The Use of Force. Yel'tsin's use of force to achieve political ends is nothing new and should surprise no one. The use of military power to settle the score with his political foes in the city of Moscow is a well-known example. Russia's military operations in Georgia, Moldova, and Tajikistan were scarcely concealed and have also been well-documented.(4)
The way in which military operations were undertaken and then denied is also similar. In Georgia, Russian officials attempted to blame participation by Russian armed forces personnel in insurrections on unauthorized freelancing and mercenary activity. Similarly, Yel'tsin placed the blame for continued bombing of Chechen civilian targets, following his orders for it to stop, on military officers who were reportedly out of control. However, in the case of both Georgia and Chechnya, these explanations don't withstand scrutiny. The clear pattern of military involvement in Georgia required clearcut coordination with the Russian leadership at the highest levels.

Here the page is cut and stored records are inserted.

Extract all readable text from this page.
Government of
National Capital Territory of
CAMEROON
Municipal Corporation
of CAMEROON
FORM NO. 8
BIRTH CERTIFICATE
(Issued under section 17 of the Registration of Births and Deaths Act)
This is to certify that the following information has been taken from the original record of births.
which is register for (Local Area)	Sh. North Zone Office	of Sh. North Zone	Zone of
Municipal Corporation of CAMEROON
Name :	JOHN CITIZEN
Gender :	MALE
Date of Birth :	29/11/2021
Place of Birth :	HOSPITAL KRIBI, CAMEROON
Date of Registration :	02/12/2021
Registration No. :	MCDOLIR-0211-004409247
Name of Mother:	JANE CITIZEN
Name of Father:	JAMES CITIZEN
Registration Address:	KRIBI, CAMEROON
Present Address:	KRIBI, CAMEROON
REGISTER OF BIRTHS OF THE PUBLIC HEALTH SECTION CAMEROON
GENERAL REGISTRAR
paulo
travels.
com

Similarly, Yel'tsin's orders for a halt to bombing of civilians in Chechnya were disingenuous from the start: Unable to pinpoint targets accurately, the military operation could not have discriminated between civilian and military facilities.(5) Soldiers, already bitter about being placed in this tricky military situation unprepared, seemed to view Yel'tsin's order as laughable.
Yel'tsin in Perspective
To be sure, Yel'tsin looks like democracy's "best bet" when considered with such personalities as Liberal Democratic Party Leader Vladimir Zhirinovsky, the outspoken General Aleksandr Lebed', the commander of the 14th Army in Moldova, or even Afghan war hero and former vice president Aleksandr Rutskoi. Yet as more liberal and reform-minded presidential hopefuls--such as Yegor Gaidar or Grigori Yavlinsky--begin showing the initiative to oppose the Chechnya invasion, Yel'tsin no longer resembles a reformer, much less a uniquely qualified one.
Cast in this light, Yel'tsin emerges as a transitional leader whose mistakes, in hindsight, look unsurprising. This perspective is not meant to excuse the Russian leader of his transgressions or to say they should be treated lightly. Rather, it is intended to encourage a bit more skepticism in Western expectations of Yel'tsin, of his ability to bring reform forward, and most importantly, of his readiness to act as a good partner in the Western club.
The West's preference to condone Russian misbehavior early in the "Near Abroad" produced an incentive for additional misconduct of the type evident in Moscow in October 1993 and in Chechnya today. Advisers close to Yel'tsin openly admit that the West's silence undermined the positions of liberals and eliminated their braking influence on such types of behavior. (The best example is the reincarnation of Foreign Minister Andrei Kozyrev as a traditionalist and now, unsurprisingly, an ardent defender of the Chechnya invasion.) Sources close to Yel'tsin and Kozyrev say that both are stunned by the Western reaction to the invasion. They had been taught to expect silence, if not support.